GUARAPARI (ES) – A manifestação convocada pelo Sindicato dos Trabalhadores da Administração Direta e Indireta e do Poder Legislativo de Guarapari (SINTRAG), realizada nesta terça-feira (17), em frente ao Ministério Público de Guarapari, não contou com a adesão dos servidores municipais. Apesar da convocação direcionada a “todos os servidores públicos de Guarapari”, conforme divulgado pelo sindicato em suas redes sociais e materiais de mobilização, apenas cinco pessoas ligadas à entidade estiveram presentes.
O movimento tinha como objetivo denunciar supostas irregularidades envolvendo ex-dirigentes do sindicato, incluindo um vereador de mandato e cobrar providências da Prefeitura de Guarapari quanto à abertura de um Processo Administrativo Disciplinar (PAD).
“Em vez de agir, o prefeito assinou a Portaria/GAB nº 65/2026, transferindo um dos envolvidos para o próprio gabinete”, declarou o sindicato em nota divulgada à imprensa.
No material divulgado, a entidade sindical alegou ainda que um parecer jurídico favorável à instauração do procedimento estaria há cerca de um mês no gabinete do prefeito sem qualquer manifestação oficial.

Nota da Prefeitura
Apesar de a mobilização não ter conseguido atrair os servidores municipais, a Prefeitura de Guarapari divulgou uma nota oficial sobre o caso, documento que acabou gerando mais questionamentos do que esclarecimentos.
Embora o texto busque justificar os procedimentos adotados pela administração municipal, diversos trechos extrapolam o caráter meramente informativo e assumem um tom político pouco comum para comunicações institucionais.
Prefeito no centro da nota
Um dos pontos que mais chama atenção é a insistência em destacar o envolvimento pessoal do prefeito em todas as etapas da análise do caso. Em vez de enfatizar a atuação técnica da Procuradoria-Geral do Município e dos demais órgãos competentes, a nota atribui ao chefe do Executivo um papel central no processo, o que pode gerar questionamentos sobre a necessária imparcialidade administrativa que deve nortear procedimentos dessa natureza.

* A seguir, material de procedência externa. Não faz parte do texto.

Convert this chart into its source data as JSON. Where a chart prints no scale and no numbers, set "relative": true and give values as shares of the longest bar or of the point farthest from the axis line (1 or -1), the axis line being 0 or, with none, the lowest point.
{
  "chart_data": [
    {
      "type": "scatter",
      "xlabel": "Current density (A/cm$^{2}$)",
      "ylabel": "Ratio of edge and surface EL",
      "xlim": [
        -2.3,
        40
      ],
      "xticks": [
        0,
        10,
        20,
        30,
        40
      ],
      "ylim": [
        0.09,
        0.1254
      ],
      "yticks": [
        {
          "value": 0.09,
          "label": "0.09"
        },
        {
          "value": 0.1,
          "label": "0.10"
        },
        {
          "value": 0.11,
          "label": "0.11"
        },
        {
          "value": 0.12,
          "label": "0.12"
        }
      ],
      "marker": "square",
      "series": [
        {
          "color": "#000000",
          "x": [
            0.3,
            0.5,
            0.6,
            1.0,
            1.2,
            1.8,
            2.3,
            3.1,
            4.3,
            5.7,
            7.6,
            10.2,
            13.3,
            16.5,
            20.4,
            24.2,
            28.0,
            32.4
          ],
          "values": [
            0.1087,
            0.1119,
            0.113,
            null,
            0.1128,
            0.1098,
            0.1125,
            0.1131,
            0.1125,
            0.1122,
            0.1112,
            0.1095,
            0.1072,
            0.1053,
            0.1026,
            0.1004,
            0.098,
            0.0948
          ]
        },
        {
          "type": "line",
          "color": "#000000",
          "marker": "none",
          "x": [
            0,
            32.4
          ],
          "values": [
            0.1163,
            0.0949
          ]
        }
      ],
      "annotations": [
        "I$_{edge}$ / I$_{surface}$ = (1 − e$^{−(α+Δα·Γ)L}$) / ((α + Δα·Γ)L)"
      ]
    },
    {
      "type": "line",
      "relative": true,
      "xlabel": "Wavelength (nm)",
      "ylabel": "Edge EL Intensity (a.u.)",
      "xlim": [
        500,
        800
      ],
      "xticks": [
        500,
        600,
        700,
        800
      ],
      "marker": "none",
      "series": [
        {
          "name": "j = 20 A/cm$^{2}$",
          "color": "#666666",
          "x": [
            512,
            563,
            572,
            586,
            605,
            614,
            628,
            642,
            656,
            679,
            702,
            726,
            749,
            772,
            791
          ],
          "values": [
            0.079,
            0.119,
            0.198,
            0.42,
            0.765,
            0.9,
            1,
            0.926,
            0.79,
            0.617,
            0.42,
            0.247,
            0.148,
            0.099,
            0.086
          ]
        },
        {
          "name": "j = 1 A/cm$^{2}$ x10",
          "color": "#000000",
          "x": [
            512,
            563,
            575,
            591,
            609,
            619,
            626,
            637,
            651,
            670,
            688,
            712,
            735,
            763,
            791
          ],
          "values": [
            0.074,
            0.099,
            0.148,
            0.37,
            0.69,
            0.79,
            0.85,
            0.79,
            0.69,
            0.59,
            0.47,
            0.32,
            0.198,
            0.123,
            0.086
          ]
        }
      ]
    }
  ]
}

A nota também abandona a neutralidade esperada de um comunicado oficial ao afirmar que causa “estranheza” a continuidade das manifestações públicas promovidas pelo sindicato. A observação, de caráter opinativo, transforma um documento institucional em instrumento de embate político, contribuindo para o aumento da tensão entre a administração municipal e a entidade representativa dos servidores.
Especialistas em administração pública costumam destacar que a abertura de um PAD é um instrumento legítimo para a apuração de fatos, desde que conduzido com absoluta imparcialidade e observância aos princípios do contraditório e da ampla defesa. Nesse contexto, o maior desafio da Prefeitura será demonstrar que eventual investigação possui caráter estritamente técnico e não se confunde com disputas políticas ou institucionais.

Análise política
Analistas observam que, diante da baixa participação registrada no ato, sem adesão efetiva dos servidores municipais, a emissão de uma nota oficial em resposta ao sindicato pode ter ampliado a repercussão do episódio.
Também apontam que, ao associar diretamente a figura do prefeito ao caso, a administração assumiu o compromisso público de dar continuidade aos procedimentos administrativos pertinentes, sob o risco de responder pelo crime de prevaricação.
Independentemente das interpretações políticas, o fato é que a divulgação da nota colocou o chefe do Executivo no centro de uma controvérsia da qual, em tese, sua participação deveria se limitar ao encaminhamento institucional dos procedimentos pelos setores técnicos competentes da administração municipal.
Até o fechamento desta matéria, não havia informações sobre eventual encaminhamento oficial do Ministério Público em relação às reivindicações apresentadas pelos manifestantes. O sindicato também não divulgou balanço oficial do ato nem apresentou justificativas para a baixa participação registrada.